After brownface scandal, how do minority Canadians view Trudeau?
Canada,Brownface,Justin Trudeau,World
Personal scandals or public policies – which matter more to race relations? That’s a question voters in one of Toronto’s majority-minority neighborhoods are grappling with in the wake of images of the Canadian prime minister in brownface.
As a black woman and immigrant, Bridget Phillip says she understands the subtleties of hidden racism in Canadian society, even if she herself has never been the direct victim of it.
But when she saw the now infamous images of her Prime Minister Justin Trudeau donning black- and brownface in his past, she says she wasn’t offended – and didn’t think it had anything to do with systematic racism in Canada.

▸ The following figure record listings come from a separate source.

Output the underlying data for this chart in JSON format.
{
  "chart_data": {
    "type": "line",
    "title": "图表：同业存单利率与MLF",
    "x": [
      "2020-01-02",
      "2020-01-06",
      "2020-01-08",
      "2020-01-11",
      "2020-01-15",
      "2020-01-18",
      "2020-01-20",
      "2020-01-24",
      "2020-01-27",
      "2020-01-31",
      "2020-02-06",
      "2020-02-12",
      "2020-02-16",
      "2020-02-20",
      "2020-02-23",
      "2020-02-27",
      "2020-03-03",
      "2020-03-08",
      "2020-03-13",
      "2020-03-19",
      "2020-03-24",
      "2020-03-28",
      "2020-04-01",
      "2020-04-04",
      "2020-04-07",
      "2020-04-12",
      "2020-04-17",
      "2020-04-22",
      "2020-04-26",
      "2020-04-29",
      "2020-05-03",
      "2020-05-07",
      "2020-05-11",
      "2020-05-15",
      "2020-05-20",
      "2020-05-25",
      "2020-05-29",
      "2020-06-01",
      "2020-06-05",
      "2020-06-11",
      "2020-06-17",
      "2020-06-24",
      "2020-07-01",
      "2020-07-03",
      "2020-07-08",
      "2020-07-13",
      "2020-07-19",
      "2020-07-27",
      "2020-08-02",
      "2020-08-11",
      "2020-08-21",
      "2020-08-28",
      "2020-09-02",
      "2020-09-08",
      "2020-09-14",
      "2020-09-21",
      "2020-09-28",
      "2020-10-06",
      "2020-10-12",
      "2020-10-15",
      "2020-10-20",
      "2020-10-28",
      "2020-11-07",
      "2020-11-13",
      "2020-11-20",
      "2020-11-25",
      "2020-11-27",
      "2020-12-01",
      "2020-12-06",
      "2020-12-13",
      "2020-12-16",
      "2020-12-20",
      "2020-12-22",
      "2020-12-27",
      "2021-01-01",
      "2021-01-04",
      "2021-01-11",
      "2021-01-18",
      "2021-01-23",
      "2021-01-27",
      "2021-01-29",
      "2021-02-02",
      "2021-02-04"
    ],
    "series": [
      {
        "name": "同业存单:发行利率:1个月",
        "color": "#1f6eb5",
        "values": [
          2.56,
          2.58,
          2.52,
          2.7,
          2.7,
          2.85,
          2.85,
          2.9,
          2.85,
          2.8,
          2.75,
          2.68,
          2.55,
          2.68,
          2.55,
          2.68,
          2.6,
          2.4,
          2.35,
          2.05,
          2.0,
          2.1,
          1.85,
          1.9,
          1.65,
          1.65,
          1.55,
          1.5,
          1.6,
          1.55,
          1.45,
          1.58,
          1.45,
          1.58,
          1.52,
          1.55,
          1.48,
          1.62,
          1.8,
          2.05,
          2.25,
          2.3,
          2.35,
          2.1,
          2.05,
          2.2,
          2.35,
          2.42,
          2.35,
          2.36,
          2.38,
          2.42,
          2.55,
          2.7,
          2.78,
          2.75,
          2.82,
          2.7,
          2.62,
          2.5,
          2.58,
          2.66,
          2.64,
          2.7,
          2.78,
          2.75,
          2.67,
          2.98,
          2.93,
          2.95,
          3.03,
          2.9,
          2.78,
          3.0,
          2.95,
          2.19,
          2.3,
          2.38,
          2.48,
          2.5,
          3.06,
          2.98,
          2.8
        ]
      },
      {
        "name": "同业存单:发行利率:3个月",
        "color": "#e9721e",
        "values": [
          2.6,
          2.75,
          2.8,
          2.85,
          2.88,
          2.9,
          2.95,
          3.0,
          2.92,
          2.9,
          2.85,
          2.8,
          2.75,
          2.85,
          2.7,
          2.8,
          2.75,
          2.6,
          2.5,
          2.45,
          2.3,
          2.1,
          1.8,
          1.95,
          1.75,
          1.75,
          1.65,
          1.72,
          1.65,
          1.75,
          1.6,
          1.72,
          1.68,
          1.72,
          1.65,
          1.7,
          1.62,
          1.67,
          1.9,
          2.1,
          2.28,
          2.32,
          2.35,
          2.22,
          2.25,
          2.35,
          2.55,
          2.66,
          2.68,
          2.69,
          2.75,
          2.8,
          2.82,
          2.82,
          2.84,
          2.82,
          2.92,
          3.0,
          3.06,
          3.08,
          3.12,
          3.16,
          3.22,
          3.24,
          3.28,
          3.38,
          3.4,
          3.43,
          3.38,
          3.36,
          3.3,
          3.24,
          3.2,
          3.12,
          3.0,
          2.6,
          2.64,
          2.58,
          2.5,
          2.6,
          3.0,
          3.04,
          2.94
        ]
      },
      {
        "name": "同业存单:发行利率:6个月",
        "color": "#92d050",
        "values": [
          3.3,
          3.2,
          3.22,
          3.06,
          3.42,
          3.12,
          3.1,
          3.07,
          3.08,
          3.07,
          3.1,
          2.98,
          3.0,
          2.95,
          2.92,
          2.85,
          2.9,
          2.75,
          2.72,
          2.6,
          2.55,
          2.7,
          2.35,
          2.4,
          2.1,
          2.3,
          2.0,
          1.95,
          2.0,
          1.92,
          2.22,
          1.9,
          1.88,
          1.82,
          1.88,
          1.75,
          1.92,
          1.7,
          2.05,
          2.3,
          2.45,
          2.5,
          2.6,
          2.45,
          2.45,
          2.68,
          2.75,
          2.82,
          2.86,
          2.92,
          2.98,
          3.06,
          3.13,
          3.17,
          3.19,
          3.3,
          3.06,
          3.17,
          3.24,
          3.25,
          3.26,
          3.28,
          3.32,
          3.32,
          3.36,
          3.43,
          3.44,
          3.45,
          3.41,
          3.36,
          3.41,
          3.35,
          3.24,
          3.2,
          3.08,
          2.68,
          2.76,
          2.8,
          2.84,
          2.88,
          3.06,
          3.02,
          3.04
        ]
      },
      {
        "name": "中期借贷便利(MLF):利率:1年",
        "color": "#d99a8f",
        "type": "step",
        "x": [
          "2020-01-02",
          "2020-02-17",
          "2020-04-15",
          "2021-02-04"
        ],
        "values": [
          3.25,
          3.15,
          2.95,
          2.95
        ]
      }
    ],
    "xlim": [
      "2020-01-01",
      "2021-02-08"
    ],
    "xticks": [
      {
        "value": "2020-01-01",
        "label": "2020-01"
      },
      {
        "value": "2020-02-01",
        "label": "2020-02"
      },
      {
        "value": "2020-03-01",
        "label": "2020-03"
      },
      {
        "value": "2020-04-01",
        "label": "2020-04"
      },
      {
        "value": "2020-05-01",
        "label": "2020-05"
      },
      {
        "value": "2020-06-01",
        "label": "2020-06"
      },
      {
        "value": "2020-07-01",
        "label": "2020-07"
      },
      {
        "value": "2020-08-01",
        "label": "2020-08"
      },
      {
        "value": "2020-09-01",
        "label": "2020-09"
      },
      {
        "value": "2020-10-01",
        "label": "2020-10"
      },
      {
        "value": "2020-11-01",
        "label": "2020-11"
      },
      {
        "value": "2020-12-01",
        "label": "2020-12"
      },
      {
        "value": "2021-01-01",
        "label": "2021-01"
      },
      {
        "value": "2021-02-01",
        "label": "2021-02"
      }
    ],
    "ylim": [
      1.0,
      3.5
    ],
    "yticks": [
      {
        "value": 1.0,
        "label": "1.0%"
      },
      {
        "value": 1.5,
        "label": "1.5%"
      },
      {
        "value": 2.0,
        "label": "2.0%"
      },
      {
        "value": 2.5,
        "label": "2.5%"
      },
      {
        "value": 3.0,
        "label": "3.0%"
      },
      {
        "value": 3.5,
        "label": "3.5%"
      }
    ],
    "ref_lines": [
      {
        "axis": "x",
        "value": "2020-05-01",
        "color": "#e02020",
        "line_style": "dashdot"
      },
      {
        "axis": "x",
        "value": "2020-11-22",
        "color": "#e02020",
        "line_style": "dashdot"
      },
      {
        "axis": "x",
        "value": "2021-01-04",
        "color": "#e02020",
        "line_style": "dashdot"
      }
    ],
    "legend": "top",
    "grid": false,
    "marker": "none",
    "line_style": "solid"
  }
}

“We’re happy that they’re talking about it. But sometimes you have to talk about it for the right reasons,” says Ms. Phillip, in a shopping mall on Sunday in one of Toronto’s most multicultural neighborhoods. “There are a lot more important things to talk about than to dwell on what just happened.”
Canadian Prime Minister Trudeau’s acknowledgement last week that his own “blind spot” was behind the decision to paint his face dark as Aladdin at a school fundraiser while he was a teacher, amid other incidents, has forced Canada to challenge its own biases. In a country celebrated for its multiculturalism, many have in the past week called for a teaching moment.
But in Toronto’s Jane and Finch area, which is majority minority, voters expressed frustration at a “gotcha”-style politics that is overshadowing the policies they care most about – access to education, affordable housing, and a reduction of gun violence, for example – and want Canada to move on.
“We just don’t talk about it”
It’s not that they are OK with the status quo. Despite its embrace of Syrian refugees or welcoming rhetoric toward immigrants, those interviewed say, Canada fails racial minorities at many turns, whether it be higher victimization rates of gun shootings or greater barriers to getting jobs.